At the May 10-11 session, they are expected to set a date for the resumption of negotiations to reduce long-range nuclear missiles and make preliminary arrangements for a summit between Gorbachev and President Bush.
The trip comes amid a dispute in the NATO alliance as the United States struggles with its allies about forging a strategy to deal with Gorbachev's arms control initiatives.
A senior administration official, speaking with reporters about the speech on condition he not be identified, said Baker's speech Thursday was intended as a "conceptual framework" for the superpower relationship.
Baker said it isn't clear yet whether Gorbachev will be successful with his "perestroika," or "new thinking" on matters of democratization and reform.
And, he complained, much of the Soviet rhetoric doesn't match Soviet deeds.
As an example, he cited Soviet actions in Central America, "where the Soviets sent over $500 million in aid to the Sandinistas last year."

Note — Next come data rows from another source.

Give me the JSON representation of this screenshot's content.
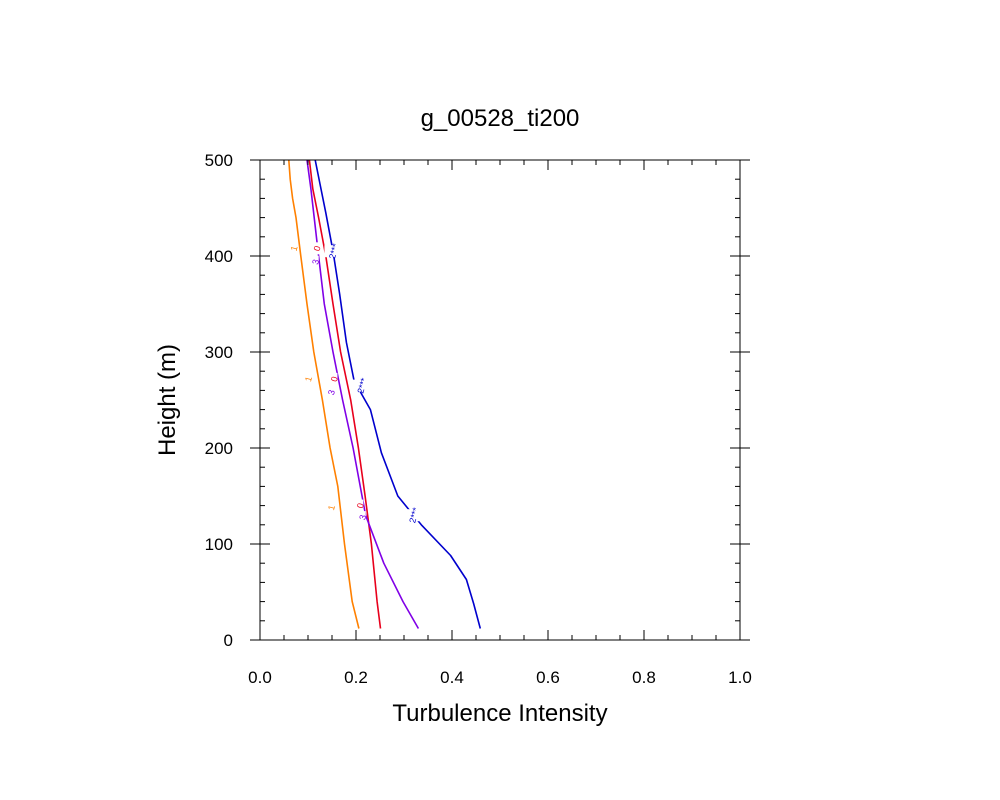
{
  "chart_data": {
    "type": "line",
    "title": "g_00528_ti200",
    "xlabel": "Turbulence Intensity",
    "ylabel": "Height (m)",
    "xlim": [
      0,
      1
    ],
    "ylim": [
      0,
      500
    ],
    "xticks": [
      0.0,
      0.2,
      0.4,
      0.6,
      0.8,
      1.0
    ],
    "xtick_labels": [
      "0.0",
      "0.2",
      "0.4",
      "0.6",
      "0.8",
      "1.0"
    ],
    "yticks": [
      0,
      100,
      200,
      300,
      400,
      500
    ],
    "ytick_labels": [
      "0",
      "100",
      "200",
      "300",
      "400",
      "500"
    ],
    "grid": false,
    "legend": "none",
    "series": [
      {
        "label": "1",
        "color": "#ff8000",
        "x": [
          0.206,
          0.192,
          0.176,
          0.162,
          0.146,
          0.13,
          0.112,
          0.098,
          0.085,
          0.075,
          0.068,
          0.063,
          0.06
        ],
        "y": [
          12,
          40,
          100,
          160,
          200,
          250,
          300,
          350,
          400,
          440,
          460,
          480,
          500
        ]
      },
      {
        "label": "0",
        "color": "#e8001c",
        "x": [
          0.251,
          0.244,
          0.232,
          0.219,
          0.205,
          0.189,
          0.168,
          0.152,
          0.137,
          0.122,
          0.11,
          0.103
        ],
        "y": [
          12,
          40,
          100,
          150,
          200,
          250,
          300,
          350,
          400,
          440,
          470,
          500
        ]
      },
      {
        "label": "3",
        "color": "#8000e6",
        "x": [
          0.33,
          0.298,
          0.258,
          0.22,
          0.194,
          0.172,
          0.152,
          0.134,
          0.122,
          0.113,
          0.106,
          0.098
        ],
        "y": [
          12,
          40,
          80,
          130,
          200,
          250,
          300,
          350,
          400,
          440,
          470,
          500
        ]
      },
      {
        "label": "2***",
        "color": "#0000cd",
        "x": [
          0.459,
          0.445,
          0.43,
          0.397,
          0.336,
          0.287,
          0.253,
          0.23,
          0.196,
          0.18,
          0.166,
          0.152,
          0.137,
          0.125,
          0.115
        ],
        "y": [
          12,
          38,
          63,
          88,
          120,
          150,
          195,
          240,
          270,
          310,
          360,
          405,
          445,
          475,
          500
        ]
      }
    ],
    "line_labels": [
      {
        "series": 0,
        "text": "1",
        "x": 0.07,
        "y": 408
      },
      {
        "series": 0,
        "text": "1",
        "x": 0.1,
        "y": 272
      },
      {
        "series": 0,
        "text": "1",
        "x": 0.148,
        "y": 138
      },
      {
        "series": 1,
        "text": "0",
        "x": 0.118,
        "y": 408
      },
      {
        "series": 1,
        "text": "0",
        "x": 0.154,
        "y": 272
      },
      {
        "series": 1,
        "text": "0",
        "x": 0.208,
        "y": 140
      },
      {
        "series": 2,
        "text": "3",
        "x": 0.115,
        "y": 394
      },
      {
        "series": 2,
        "text": "3",
        "x": 0.148,
        "y": 258
      },
      {
        "series": 2,
        "text": "3",
        "x": 0.213,
        "y": 128
      },
      {
        "series": 3,
        "text": "2***",
        "x": 0.153,
        "y": 405
      },
      {
        "series": 3,
        "text": "2***",
        "x": 0.212,
        "y": 265
      },
      {
        "series": 3,
        "text": "2***",
        "x": 0.32,
        "y": 130
      }
    ]
  }
}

Baker applauded moves such as the withdrawal of troops from Afghanistan and the agreement banning all U.S. and Soviet intermediate-range nuclear missiles in Europe. But he complained about Soviet shipments of long-range bombers to Libya's Moammar Khadafy, Soviet military support of militant North Korea and the Soviet occupation of Japan's Northern Territories.
Taking note of Gorbachev's offers to make unilateral troop reductions and make cuts in his defense budget, Baker also said some 3,500 new Soviet tanks continue to roll off the production lines.
The secretary faulted the Soviets for failing to publish "a real defense budget."